ACEH — Kepastian tiket ke Amerika Utara diraih dengan dramatis. Sebuah kesalahan administratif nyaris menghancurkan mimpi Afrika Selatan ketika mereka kehilangan tiga poin karena memainkan Teboho Mokoena yang sedang menjalani skorsing saat melawan Lesotho — padahal laga itu dimenangi 2-0. Akibatnya, mereka harus menunggu hingga akhir babak grup untuk memastikan posisi puncak, unggul satu angka atas Nigeria.
“Perjalanan ini luar biasa, penuh momen baik dan buruk yang memaksa kami saling menguatkan,” ucap kapten dan kiper Ronwen Williams kepada SABC Sport usai kelolosan dipastikan.
Dari Stadion Sepi ke Tiket Habis
Broos mengambil alih tim pada 2021 saat Bafana Bafana belum pernah mentas di Piala Dunia sejak 2002 — meski menjadi tuan rumah pada edisi 2010. Sebelumnya, reputasi Afrika Selatan sebagai tim inferior yang nyaris tak lolos ke turnamen besar.

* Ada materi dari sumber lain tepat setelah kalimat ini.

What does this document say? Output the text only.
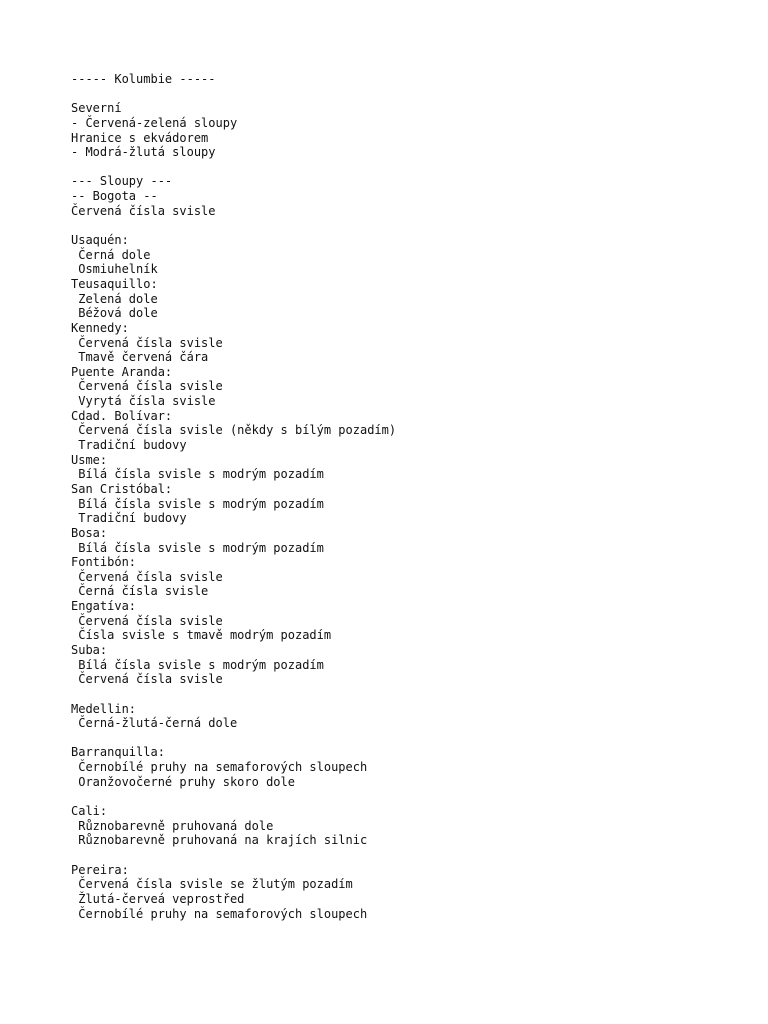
----- Kolumbie -----
Severní
- Červená-zelená sloupy
Hranice s ekvádorem
- Modrá-žlutá sloupy
--- Sloupy ---
-- Bogota --
Červená čísla svisle
Usaquén:
Černá dole
Osmiuhelník
Teusaquillo:
Zelená dole
Béžová dole
Kennedy:
Červená čísla svisle
Tmavě červená čára
Puente Aranda:
Červená čísla svisle
Vyrytá čísla svisle
Cdad. Bolívar:
Červená čísla svisle (někdy s bílým pozadím)
Tradiční budovy
Usme:
Bílá čísla svisle s modrým pozadím
San Cristóbal:
Bílá čísla svisle s modrým pozadím
Tradiční budovy
Bosa:
Bílá čísla svisle s modrým pozadím
Fontibón:
Červená čísla svisle
Černá čísla svisle
Engatíva:
Červená čísla svisle
Čísla svisle s tmavě modrým pozadím
Suba:
Bílá čísla svisle s modrým pozadím
Červená čísla svisle
Medellin:
Černá-žlutá-černá dole
Barranquilla:
Černobílé pruhy na semaforových sloupech
Oranžovočerné pruhy skoro dole
Cali:
Různobarevně pruhovaná dole
Různobarevně pruhovaná na krajích silnic
Pereira:
Červená čísla svisle se žlutým pozadím
Žlutá-červeá veprostřed
Černobílé pruhy na semaforových sloupech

Kini, kebangkitan mereka berbanding terbalik. “Masyarakat kembali mencintai Bafana Bafana. Mereka datang ke stadion untuk mendukung kami,” kata Broos. Stadion yang dulu sunyi kini penuh sesak.
Bukan Satu Bintang, Tapi Tim yang Solid
Berbeda dengan era sebelumnya yang bergantung pada satu nama besar, Broos membangun skuad tanpa superstar individual. Tulang punggung tim terdiri dari Williams di bawah mistar, bek Khuliso Mudau, dan “lem perekat” di lini tengah: Teboho Mokoena. Gelandang 29 tahun itu menjadi jembatan antara pertahanan dan serangan, plus ancaman dari bola mati.

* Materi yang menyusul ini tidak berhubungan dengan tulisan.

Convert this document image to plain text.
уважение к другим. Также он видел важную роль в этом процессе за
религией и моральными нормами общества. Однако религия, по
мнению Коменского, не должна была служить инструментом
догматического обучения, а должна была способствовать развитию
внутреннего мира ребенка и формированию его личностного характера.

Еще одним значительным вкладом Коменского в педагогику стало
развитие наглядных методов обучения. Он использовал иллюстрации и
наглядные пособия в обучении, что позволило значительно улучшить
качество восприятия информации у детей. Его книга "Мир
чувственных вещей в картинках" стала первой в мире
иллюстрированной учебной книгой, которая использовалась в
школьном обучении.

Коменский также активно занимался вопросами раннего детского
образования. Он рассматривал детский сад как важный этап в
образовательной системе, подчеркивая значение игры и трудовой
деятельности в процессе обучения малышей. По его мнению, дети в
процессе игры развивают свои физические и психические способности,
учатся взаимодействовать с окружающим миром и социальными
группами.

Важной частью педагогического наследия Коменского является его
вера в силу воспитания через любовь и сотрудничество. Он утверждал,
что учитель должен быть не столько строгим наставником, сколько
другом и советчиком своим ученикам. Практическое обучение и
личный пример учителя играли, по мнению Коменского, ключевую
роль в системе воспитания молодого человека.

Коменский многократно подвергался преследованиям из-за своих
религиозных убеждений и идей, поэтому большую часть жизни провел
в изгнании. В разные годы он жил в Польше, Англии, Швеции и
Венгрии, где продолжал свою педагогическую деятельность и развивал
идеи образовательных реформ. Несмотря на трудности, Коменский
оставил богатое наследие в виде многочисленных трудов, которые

Di lini depan, Lyle Foster dari Burnley menjadi pahlawan tanpa tanda jasa. Ia jarang tampil flamboyan, tetapi keunggulan duel udara dan kemampuannya menahan bola jadi kunci serangan balik yang diandalkan Broos.
Mofokeng, Talenta Muda yang Dinanti
Relebohile Mofokeng, pemain sayap Orlando Pirates berusia 21 tahun, menjadi sorotan. Ia adalah salah satu pemain paling populer di Afrika Selatan berkat gocekannya di level klub, namun belum mampu menunjukkan performa terbaik bersama timnas. Broos mengindikasikan bahwa Piala Dunia akan menjadi panggung bagi Mofokeng untuk memikul tanggung jawab lebih besar.
Grup Neraka dan Hubungan Diplomatik yang Dingin
Afrika Selatan tergabung di Grup F bersama tuan rumah Meksiko, Korea Selatan, dan Republik Ceko. Peluang lolos ke fase gugur untuk pertama kalinya dalam sejarah terbilang tipis. “Ini pengalaman berharga. Kami akan melawan seperti yang kami lakukan selama ini,” tegas Broos.
Di luar lapangan, hubungan antara AS dan Afrika Selatan membeku di bawah pemerintahan Donald Trump. Tuduhan genosida terhadap warga kulit putih di Afrika Selatan membuat Washington membuka program pengungsi bagi warga Afrikaner — meski hanya segelintir yang mendaftar. Kunjungan Presiden Cyril Ramaphosa ke Gedung Putih pada 2025 untuk meluruskan hoaks itu belum meredakan ketegangan.
Karena biaya perjalanan ke Amerika Utara yang mahal, dukungan langsung di stadion diprediksi minim. Kementerian Olahraga setempat menggalang dana swasta untuk mengirim 20 penggemar beruntung ke laga pembuka melawan Meksiko.